Contacting sensor withstands shock and vibration

DN Staff

July 22, 1996

2 Min Read
Contacting sensor withstands shock and vibration

Cheshire, CT--Speed sensing is supposed to be non-contacting. Some applications, however, will not accept textbook solutions. An example: Euclid Hitachi's wheel slip system.

Designed for 60- to 85-ton off-road trucks, the system relies on right- and left-wheel speed sensors to initiate traction control (see DN 1/9/95, page 80.) Not only must these sensors generate a pulse for each and every tooth of the rear axle's 20-pitch, torque-carrying spline, they must accommodate substantial shaft movement as the truck grinds through quarries, construction sites, and timbered terrain.

"We were able to meet Hitachi's pulse train requirements with a product from our Hall effect sensor line," says John Lord, senior marketing engineer with Airpax Instruments, "but there was a problem with the air gap."

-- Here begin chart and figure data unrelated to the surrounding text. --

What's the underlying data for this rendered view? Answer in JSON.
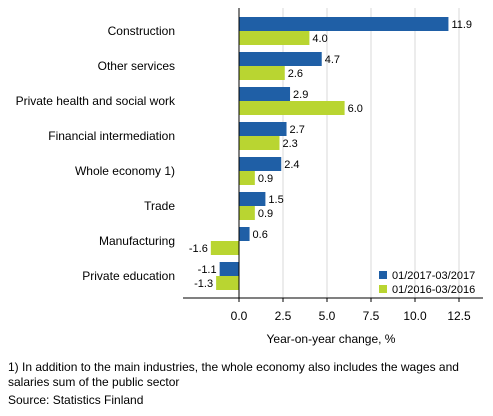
{
  "chart_data": {
    "type": "bar",
    "orientation": "horizontal",
    "categories": [
      "Construction",
      "Other services",
      "Private health and social work",
      "Financial intermediation",
      "Whole economy 1)",
      "Trade",
      "Manufacturing",
      "Private education"
    ],
    "series": [
      {
        "name": "01/2017-03/2017",
        "color": "#1f5fa6",
        "values": [
          11.9,
          4.7,
          2.9,
          2.7,
          2.4,
          1.5,
          0.6,
          -1.1
        ],
        "labels": [
          "11.9",
          "4.7",
          "2.9",
          "2.7",
          "2.4",
          "1.5",
          "0.6",
          "-1.1"
        ]
      },
      {
        "name": "01/2016-03/2016",
        "color": "#b9d531",
        "values": [
          4.0,
          2.6,
          6.0,
          2.3,
          0.9,
          0.9,
          -1.6,
          -1.3
        ],
        "labels": [
          "4.0",
          "2.6",
          "6.0",
          "2.3",
          "0.9",
          "0.9",
          "-1.6",
          "-1.3"
        ]
      }
    ],
    "xlabel": "Year-on-year change, %",
    "xticks": [
      0.0,
      2.5,
      5.0,
      7.5,
      10.0,
      12.5
    ],
    "xtick_labels": [
      "0.0",
      "2.5",
      "5.0",
      "7.5",
      "10.0",
      "12.5"
    ],
    "xlim": [
      -3.0,
      13.5
    ],
    "grid": true,
    "legend": "bottom-right"
  },
  "footnote": "1) In addition to the main industries, the whole economy also includes the wages and salaries sum of the public sector",
  "source": "Source: Statistics Finland"
}
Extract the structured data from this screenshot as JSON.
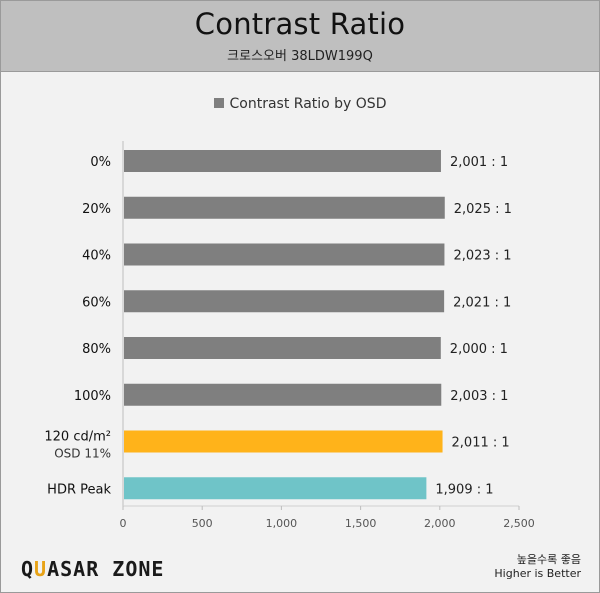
{
  "header": {
    "title": "Contrast Ratio",
    "subtitle": "크로스오버 38LDW199Q"
  },
  "logo": {
    "part1": "Q",
    "accent": "U",
    "part2": "ASAR ZONE"
  },
  "footer_note": {
    "line1": "높을수록 좋음",
    "line2": "Higher is Better"
  },
  "chart_data": {
    "type": "bar",
    "orientation": "horizontal",
    "legend": "Contrast Ratio by OSD",
    "categories": [
      "0%",
      "20%",
      "40%",
      "60%",
      "80%",
      "100%",
      "120 cd/m²|OSD 11%",
      "HDR Peak"
    ],
    "values": [
      2001,
      2025,
      2023,
      2021,
      2000,
      2003,
      2011,
      1909
    ],
    "value_labels": [
      "2,001 : 1",
      "2,025 : 1",
      "2,023 : 1",
      "2,021 : 1",
      "2,000 : 1",
      "2,003 : 1",
      "2,011 : 1",
      "1,909 : 1"
    ],
    "bar_colors": [
      "#7f7f7f",
      "#7f7f7f",
      "#7f7f7f",
      "#7f7f7f",
      "#7f7f7f",
      "#7f7f7f",
      "#ffb31a",
      "#6fc4c8"
    ],
    "xlim": [
      0,
      2500
    ],
    "xticks": [
      0,
      500,
      1000,
      1500,
      2000,
      2500
    ],
    "xtick_labels": [
      "0",
      "500",
      "1,000",
      "1,500",
      "2,000",
      "2,500"
    ],
    "grid": false,
    "legend_position": "top-center"
  }
}
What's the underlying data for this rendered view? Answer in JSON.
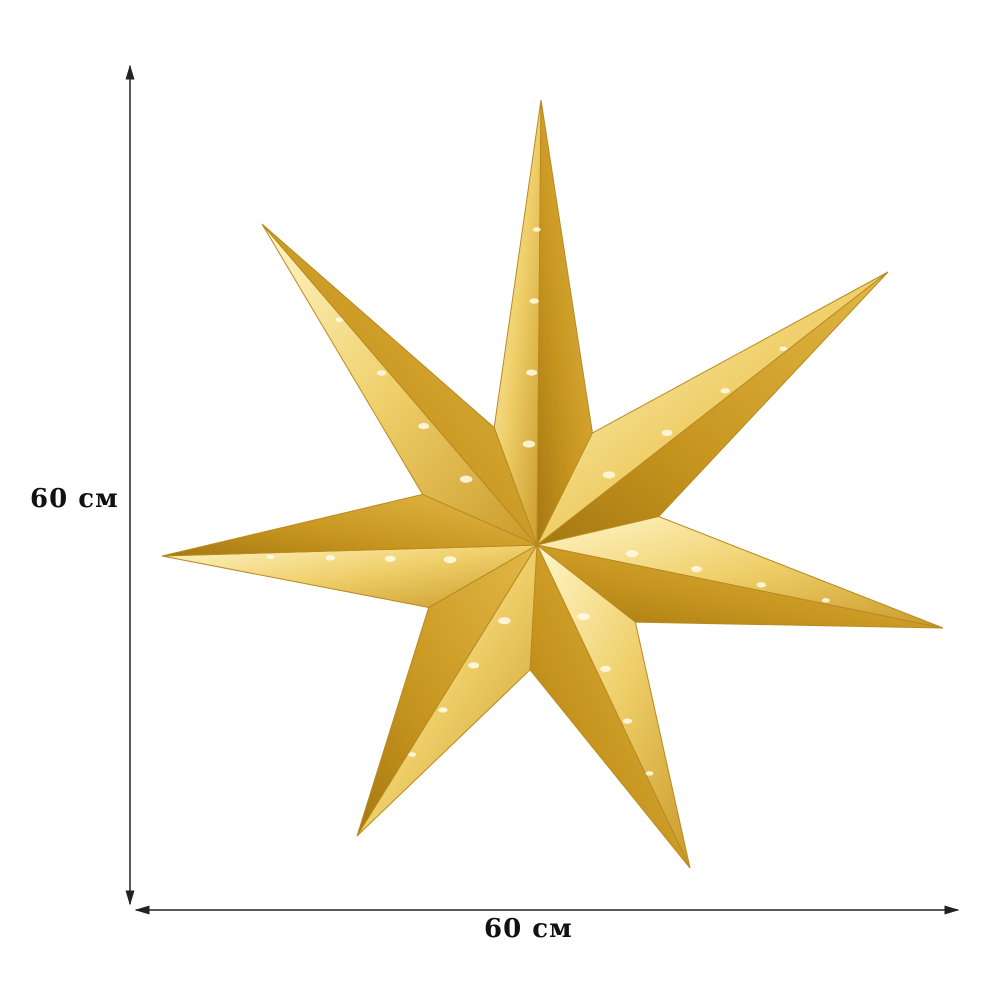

Lord explains that the ability to count a 20-pitch spline, which may rotate at a speed as fast as 600 rpm, dictates an air gap no greater than 0.030 inch. With the shaft moving as much as 1/8 inch off center, a conventional non-contacting Hall sensor was not feasible.

What about other sensor types? Capacitive inductive sensors, Lord claims, are better suited for gross motion control. "The technology that allows you to work over that size air gap," he says, "would not see this fine a pitch or give enough data points per revolution--even in ideal conditions."

Ruggedized packaging provided the solution. The sensor's spring-loaded hardware, developed for continual exposure to harsh environments, rides against the shaft. Contacting pressure keeps the sensor's magnets and electronics, potted in a DelrinTM cap, within the required tolerance.

Operation is standard. As the gear tooth moves in front of the sensor, the sensor changes state. When the target leaves, the sensor returns to its original state, and this sequence repeats for each passing tooth. The sensor produces a square pulse wave of constant magnitude, regardless of speed.

"The design feature of loading the sensor against the tooth was straightforward," Lord says. "Making sure the unit would stand up to thousands of impacts per minute was the bigger issue." Initial units incorporated a cap made of beryllium-copper alloy. Airpax engineers subsequently determined that the lower-cost Delrin cap worked just as well, lasting more than 8,000 hours in accelerated life tests.